You are more anti-liberal than pro-conservative. You describe the fact that the most educated, economically productive, attractive, and interesting people in our country typically arrive at the same political conclusions with two words: liberal bias.
If you get a bad grade or don’t have any friends it’s not because you need to work harder, it’s because you were treated unfairly. You think that unqualified conservatives should be given academic jobs in order to make the faculty more “representative.”
If this describes you: Your strategizing about “exposing bias” will get you nowhere. Though you think you’ll be more accepted once you get off campus, if you don’t change now you’ll never be anything more than a whiner.
You can’t start demanding sensitivity training and affirmative action and “balance” quotas as soon as you become an oppressed minority. Get over your politics and show some personal responsibility, or you’ll make a career of not being taken seriously by the people who got the job you couldn’t get, just like David Horowitz.
The Charismatic Con
You’re not a policy wonk. Your thefacebook.com, profile may list you as anything from moderate to very conservative, or may not list your political views at all. You make friends easily, and you don’t mind drinking and sex.

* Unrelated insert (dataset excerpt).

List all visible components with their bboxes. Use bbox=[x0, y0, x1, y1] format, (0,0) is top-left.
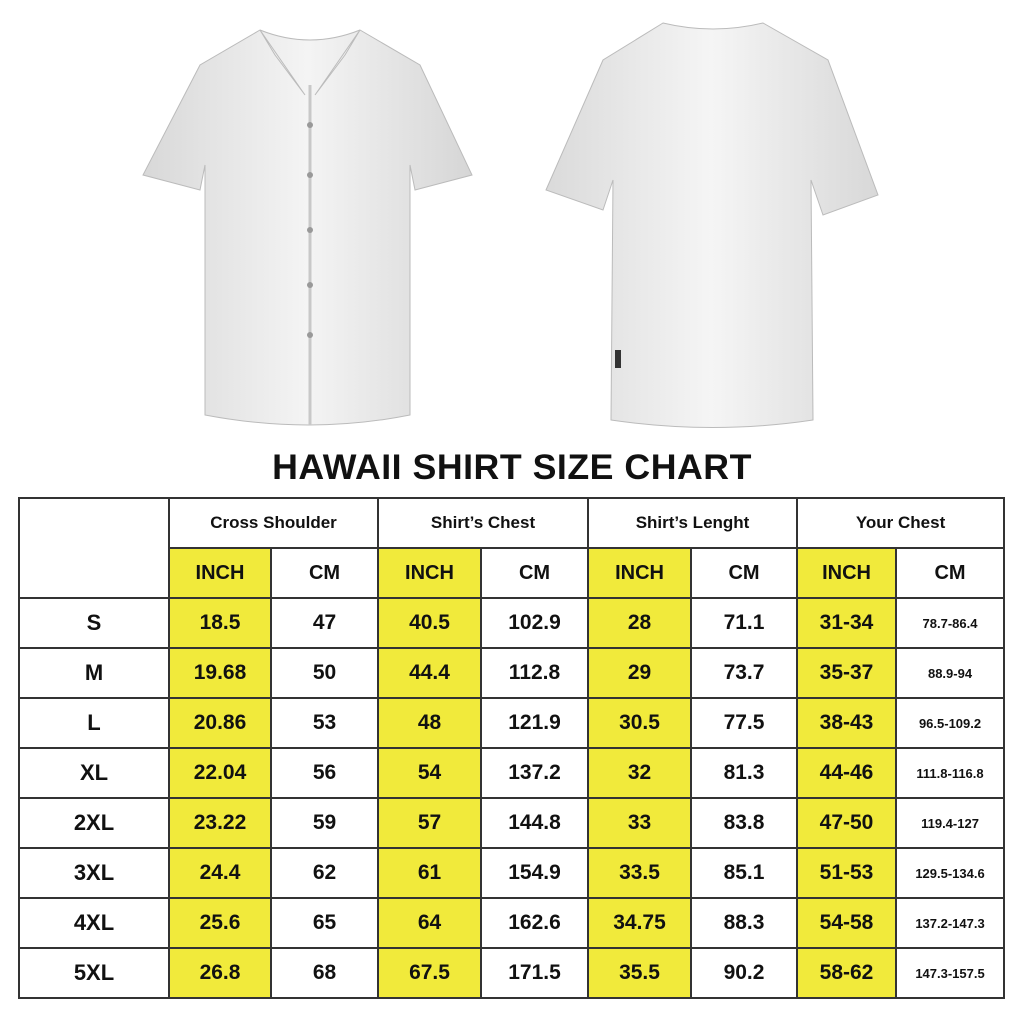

You’re probably going to end up with a crappy job that makes a lot of money. You’re successful at most things you try, so you’re suspicious of anything that gets in your way — including the government. You probably believe in evolution and don’t think abortion is murder.
If this describes you: The Republican Party is an alliance of libertarians, tycoons, hawks, evangelicals and bigots. You libertarians are being taken for a ride.
Instead of running for president of your frat or sorority, think about getting involved in something more political. If you can’t stomach the whiny conservatives, find a group dominated by the third category, and lend your social skills to make it successful.
The Hell-raiser
You love the challenge of being on a college campus. You unapologetically oppose affirmative action, think taxation is theft, and / or blame the hippies for losing the war in Vietnam. You are hawkish and patriotic. You know most campus liberals don’t have the facts to support their arguments and relish the chance to point it out to them.
Although you may be very conservative, you are pragmatic in your stances. You don’t follow the party line, but still manage to piss people off with every sentence. You know that you won’t convert most people to conservatism, but still think it’s a good thing for people to question their preconceptions. You believe in debate.
You favor clever, innovative ways to attract attention. You don’t think “Hey hey, ho ho, Social Security has got to go” is a good slogan, and anyway you wouldn’t feel natural chanting slogans at a campus rally — or a rally anywhere.
You go for elegance, particularly the sort of elegance that rattles the administration, becomes a national news story and maybe results in a ton of donations to your group. You admire the Dartmouth Bestiality Society and whoever thought of affirmative action bake sales.
If this describes you: You are the reason your party is doing so well. Young far-lefties could learn a lot from you. But race baiting is getting old. Move on to national security. Figure out some elegant way to expose the U.N. or something.